Let the Chute stand as a tribute to the breeding community's failure to face up to the human effects of its inhumane policies and the sad result of its oppression and bigotry toward gay men.

Robert Aronin

Thanks for the story on the Chute. Your article does not say whether you are straight or gay, and I'm glad of that because it does not matter. The story was the important item and not the sexuality of the writer.

As a gay male, I personally find the gay sex clubs (and there are at least four in the Valley) to be insulting to all I have had to overcome in my life. These places keep bad stereotypes in front of the mainstream public, which they then use to describe all of us.

When I was an ASU student, I went to another gay sex club to research a story for the State Press which was ultimately judged "too unfit to print." It was an eye-opener. Even as a gay man, I was taken aback by what I saw. From your article, I can see that little has changed in 18 years. Your description painted a picture which I suspect was more vivid for me than for most readers.

The startling aspect of gay sex clubs is that the clientele are almost entirely middle-age, overweight, closeted mainstream white men, and as I also learned, most often married to women.

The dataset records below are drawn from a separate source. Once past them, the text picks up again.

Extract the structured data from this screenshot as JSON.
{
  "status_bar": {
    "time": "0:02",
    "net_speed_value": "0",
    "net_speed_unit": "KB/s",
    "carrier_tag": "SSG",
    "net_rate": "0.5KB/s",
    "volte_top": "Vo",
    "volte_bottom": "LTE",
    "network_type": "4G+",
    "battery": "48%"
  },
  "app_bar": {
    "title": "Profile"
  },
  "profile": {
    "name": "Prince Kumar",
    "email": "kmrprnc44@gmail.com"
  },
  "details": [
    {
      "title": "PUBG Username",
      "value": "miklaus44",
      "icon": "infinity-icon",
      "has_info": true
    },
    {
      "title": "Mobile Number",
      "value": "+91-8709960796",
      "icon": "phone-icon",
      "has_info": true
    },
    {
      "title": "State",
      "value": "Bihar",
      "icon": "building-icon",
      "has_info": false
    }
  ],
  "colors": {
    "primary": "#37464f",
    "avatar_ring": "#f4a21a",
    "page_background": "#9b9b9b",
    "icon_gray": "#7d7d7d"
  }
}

To break another gay stereotype, I have a real problem with secret sex outside of a relationship -- any relationship -- and that's what most men at these clubs want. It makes me wretch, too.

The part that really hurts is that it is so hard to get out the message that these clubs are not typical of gay culture, especially in these days of greatly increased openness and tolerance of sexuality. I believe these places have probably skewed even more toward the "straight" males who are "curious" or just looking for a cute college boy to nail before going back to the life of the business suit, the country club and the Oldsmobile.

I have mixed feelings on the closure of such places. It is a right-of-assembly issue and more to the point, bashing sleazy places like these will ultimately have the rednecks out there bashing all gays, feeling that because the city is doing it, it must be okay. As one who once had to defend himself against a group that wanted either to rape or kill me (or both), I would urge caution in creating an atmosphere of credibility in "going after" any group.

These places damage all gay people because the sleaze gets on us, too. I only wish your article could have hit harder on the fact that these people are a very small minority.

Michael Ingquist
via Internet

I recently read your article on the sex club Chute in Phoenix, and thought it necessary to correct you on a number of issues. You mentioned that condoms were not freely available. I have been to Chute a number of times; condoms have been available at the front desk and are on the tables in the rooms. There are also safer-sex posters and messages throughout the venue.

It appears you have entered the premises under false pretenses, unless you are gay yourself and have not divulged this for your article and have used the information you learned to write an article which basically has nothing to do with you. If you were a journalist of any worth, you would have gotten the opinion of someone who frequents the venue and given a balanced report.